Government lockdowns linked to COVID-19 helped contribute to the second form of inflation. “We disrupt supply chains everywhere and create shortages,” Forbes said. “Those will send up prices.”
This nonmonetary inflation poses little long-term risk if government stays out of the way, Forbes says. He points to the massive economic changes Americans faced in a transition away from a wartime economy in the mid-1940s. “If you leave the economy alone, it eventually will work those things out.”
That’s not Biden’s approach. “This administration, instead of letting things work out, is making things worse,” Forbes said. “New regulations, new barriers to doing business. Then they blame not themselves but everyone else.”
Beyond the Biden administration’s failures, Forbes sees problems with the overall approach toward inflation since the 1990s. “After periods of high inflation like we had in the ‘70s, it’s followed by low inflation,” he said. “But over time, that is disruptive economically. The dollar’s lost 90% of its value in the last half-century.”
“It also undermines what you might call social trust,” Forbes added. “People cease to trust each other. They don’t understand why prices are going up. They start pointing fingers. It’s like acid on the economy.”
A shift away from sound money has led to a decline in economic growth, from 4.2% in the immediate post-World War II decades to 2.7% in more recent times, Forbes said. “That doesn’t sound like very much, but you compound that over 50 years, [and] the result has been devastating,” he said.

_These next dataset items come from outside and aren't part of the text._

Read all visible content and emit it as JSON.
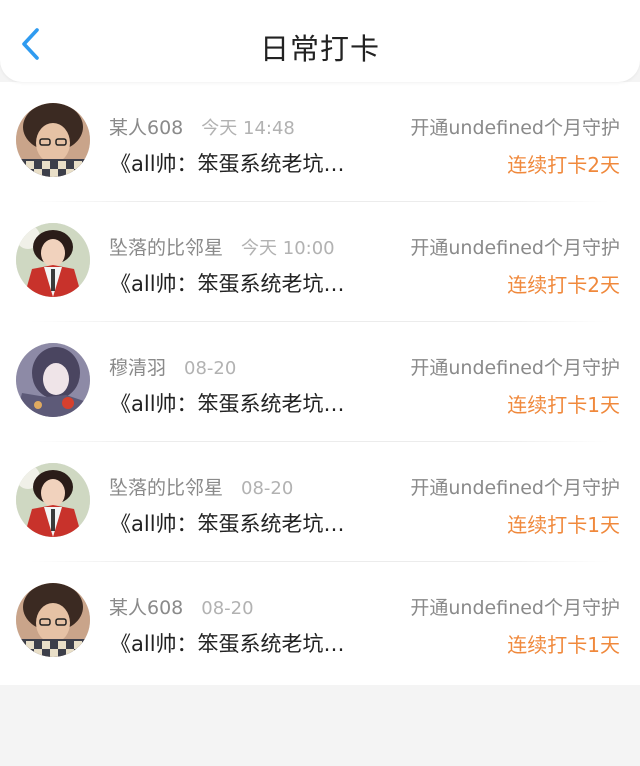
{
  "header": {
    "title": "日常打卡",
    "back_icon": "chevron-left-icon",
    "accent": "#2f9bf0"
  },
  "items": [
    {
      "name": "某人608",
      "time": "今天 14:48",
      "guard": "开通undefined个月守护",
      "book": "《all帅：笨蛋系统老坑…",
      "streak": "连续打卡2天",
      "avatar": "avatar-a"
    },
    {
      "name": "坠落的比邻星",
      "time": "今天 10:00",
      "guard": "开通undefined个月守护",
      "book": "《all帅：笨蛋系统老坑…",
      "streak": "连续打卡2天",
      "avatar": "avatar-b"
    },
    {
      "name": "穆清羽",
      "time": "08-20",
      "guard": "开通undefined个月守护",
      "book": "《all帅：笨蛋系统老坑…",
      "streak": "连续打卡1天",
      "avatar": "avatar-c"
    },
    {
      "name": "坠落的比邻星",
      "time": "08-20",
      "guard": "开通undefined个月守护",
      "book": "《all帅：笨蛋系统老坑…",
      "streak": "连续打卡1天",
      "avatar": "avatar-b"
    },
    {
      "name": "某人608",
      "time": "08-20",
      "guard": "开通undefined个月守护",
      "book": "《all帅：笨蛋系统老坑…",
      "streak": "连续打卡1天",
      "avatar": "avatar-a"
    }
  ],
  "colors": {
    "streak": "#f0893c",
    "name": "#8a8a8a",
    "time": "#b2b2b2",
    "text": "#222222"
  }
}
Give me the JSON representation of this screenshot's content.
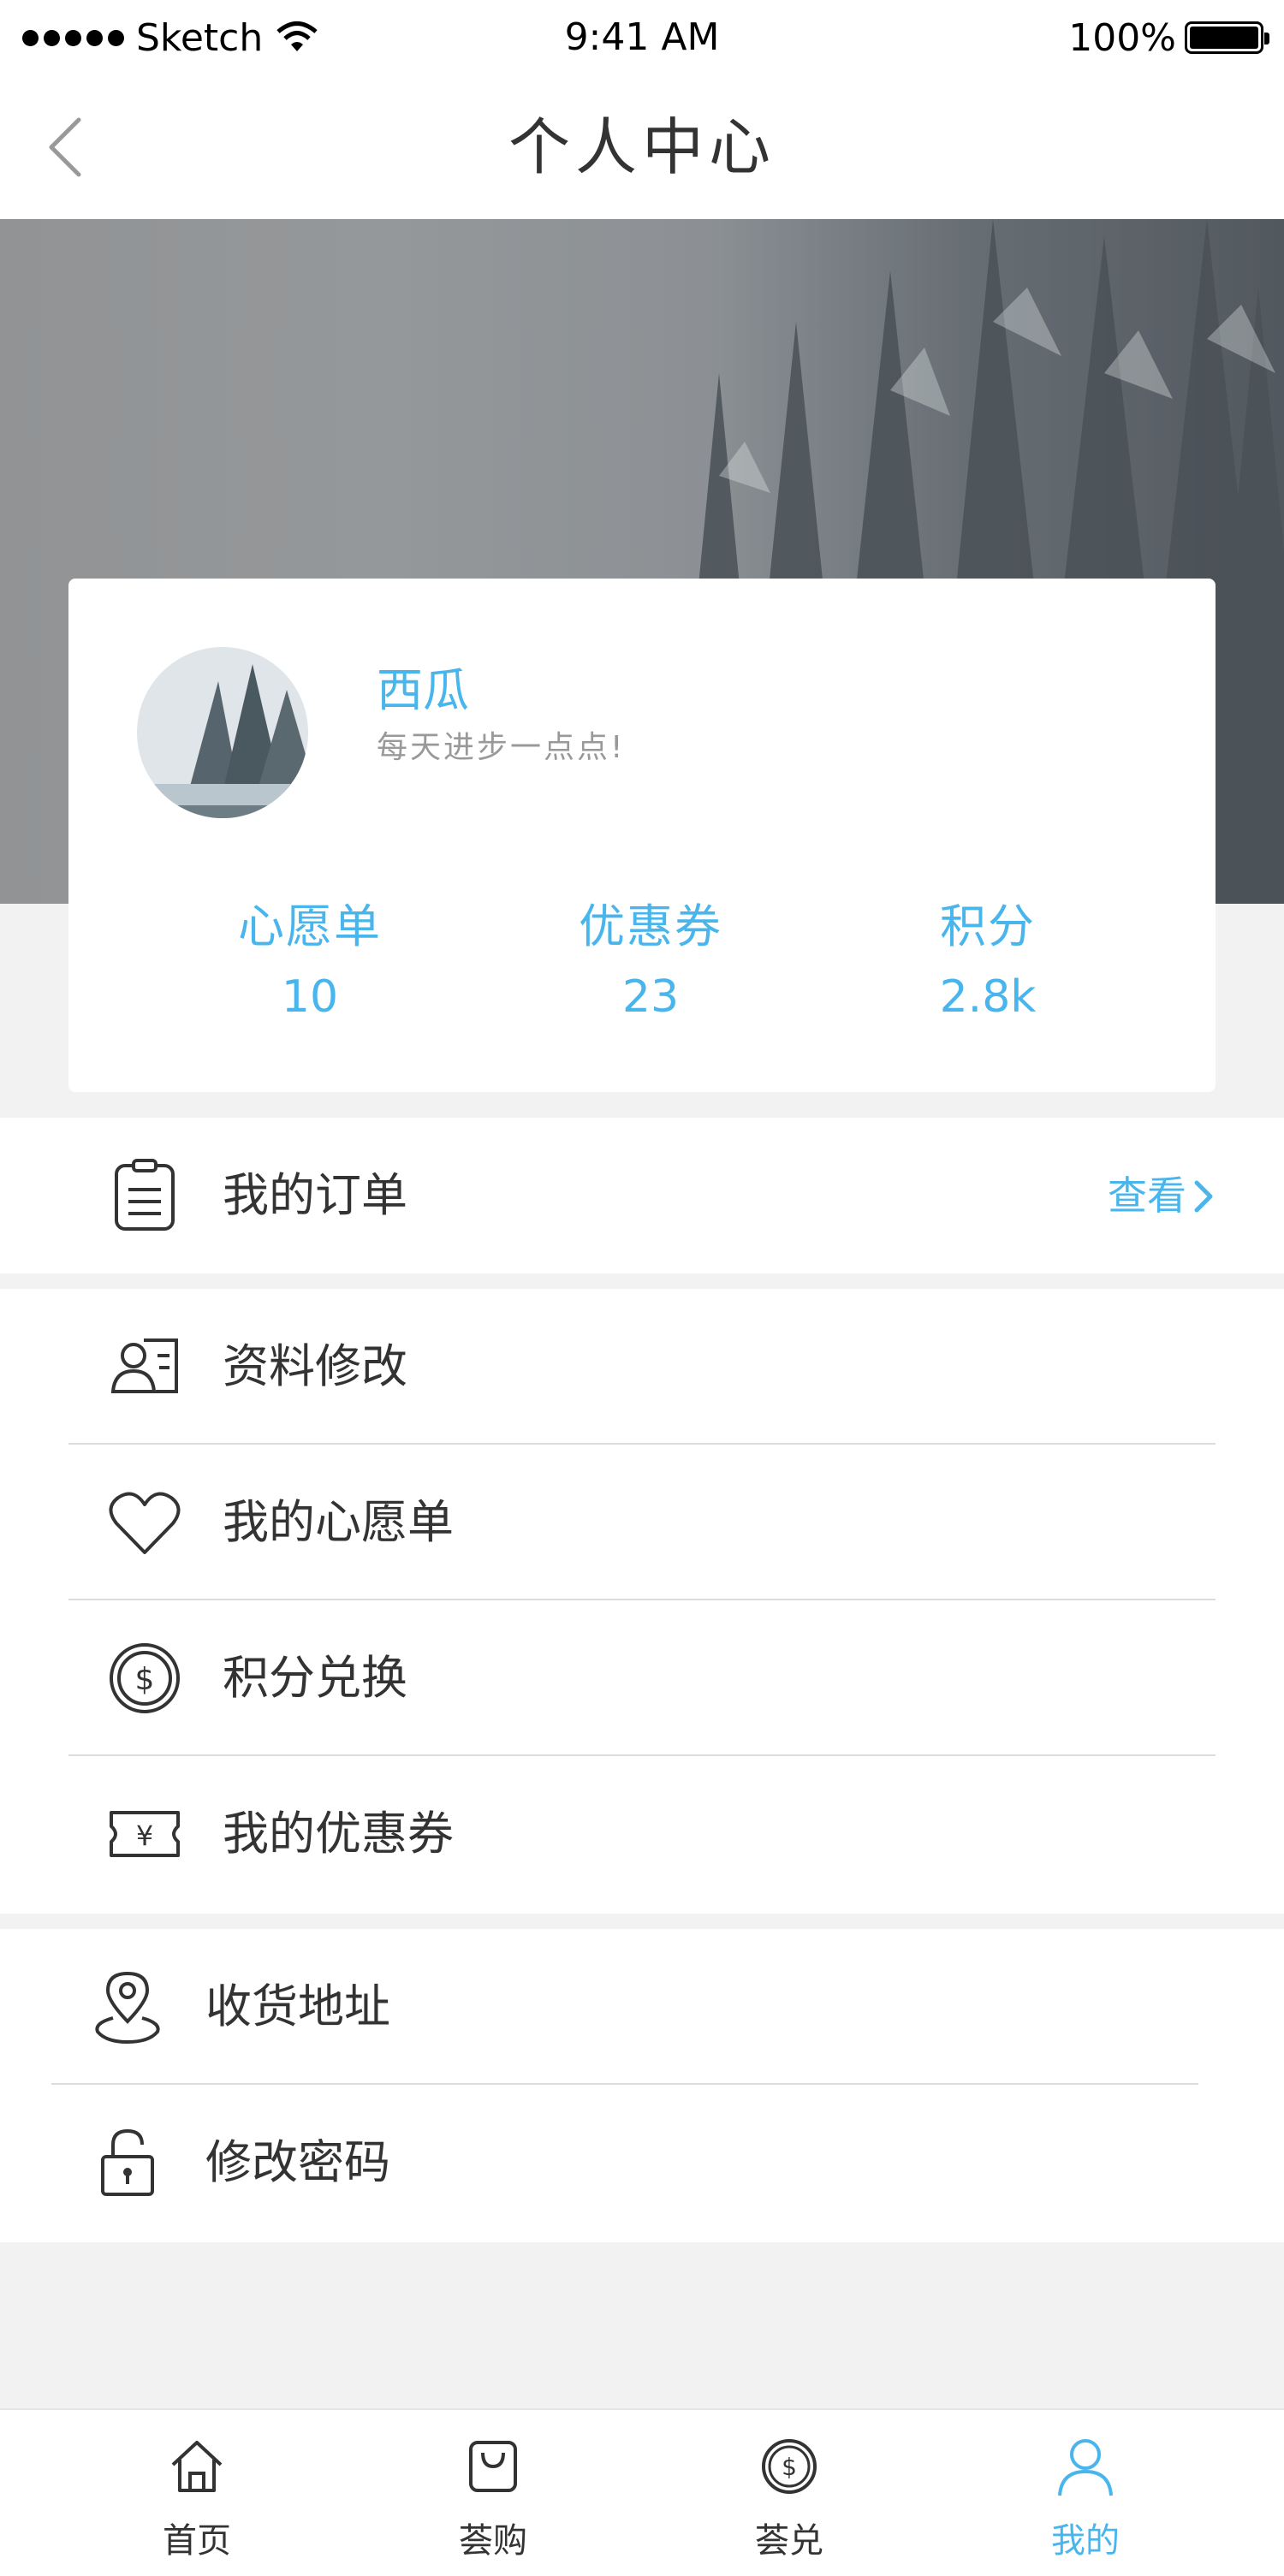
{
  "status_bar": {
    "carrier": "Sketch",
    "time": "9:41 AM",
    "battery": "100%"
  },
  "nav": {
    "title": "个人中心",
    "back_icon": "chevron-left-icon"
  },
  "profile": {
    "name": "西瓜",
    "motto": "每天进步一点点!",
    "stats": [
      {
        "label": "心愿单",
        "value": "10"
      },
      {
        "label": "优惠券",
        "value": "23"
      },
      {
        "label": "积分",
        "value": "2.8k"
      }
    ]
  },
  "orders": {
    "label": "我的订单",
    "link": "查看",
    "icon": "clipboard-icon"
  },
  "menu_group_1": [
    {
      "label": "资料修改",
      "icon": "id-card-icon"
    },
    {
      "label": "我的心愿单",
      "icon": "heart-icon"
    },
    {
      "label": "积分兑换",
      "icon": "coin-icon"
    },
    {
      "label": "我的优惠券",
      "icon": "ticket-icon"
    }
  ],
  "menu_group_2": [
    {
      "label": "收货地址",
      "icon": "location-pin-icon"
    },
    {
      "label": "修改密码",
      "icon": "lock-icon"
    }
  ],
  "tab_bar": [
    {
      "label": "首页",
      "icon": "home-icon"
    },
    {
      "label": "荟购",
      "icon": "shopping-bag-icon"
    },
    {
      "label": "荟兑",
      "icon": "coin-icon"
    },
    {
      "label": "我的",
      "icon": "user-icon",
      "active": true
    }
  ],
  "colors": {
    "accent": "#48b6ec",
    "text": "#333333",
    "background": "#f2f2f2"
  }
}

That’s the difference between a median household income of $67,000 under current conditions versus $100,000-$110,000 with a more solid dollar.
Forbes urges a return to the government monetary policies pursued from “the late 1980s to the late 1990s.” At the Federal Reserve, Chairman Alan Greenspan “loosely” tied the dollar’s value to gold, leading to a period described as the “Great Moderation.”
“That’s one way to do it, and probably — under current circumstances — about as best as we can hope, a sort of half-baked gold standard,” Forbes said. “The real answer is to do what we did for 180 years: Have the dollar fixed to gold.”
That leads to a stable dollar. “If money’s not stable in value, you get less productive long-term investment,” Forbes said. “We know fixed weights and measures are essential for good, functioning markets.”
Forbes sees some signs for hope. “If we deal with it now by getting the government out of the way, which I hope will start when we get a new Congress in November, and by the Federal Reserve focusing on the integrity of the dollar rather than trying to depress the economy, we’ll get through this in pretty good shape.”
“But the longer you wait, the more you do these crazy things they’re doing, the higher the price we’re going to pay.”
If voters focus this fall on inflation and its impact on their lives, they could steer the federal government toward the path that features Forbes’ fix.
Mitch Kokai is senior political analyst for the John Locke Foundation.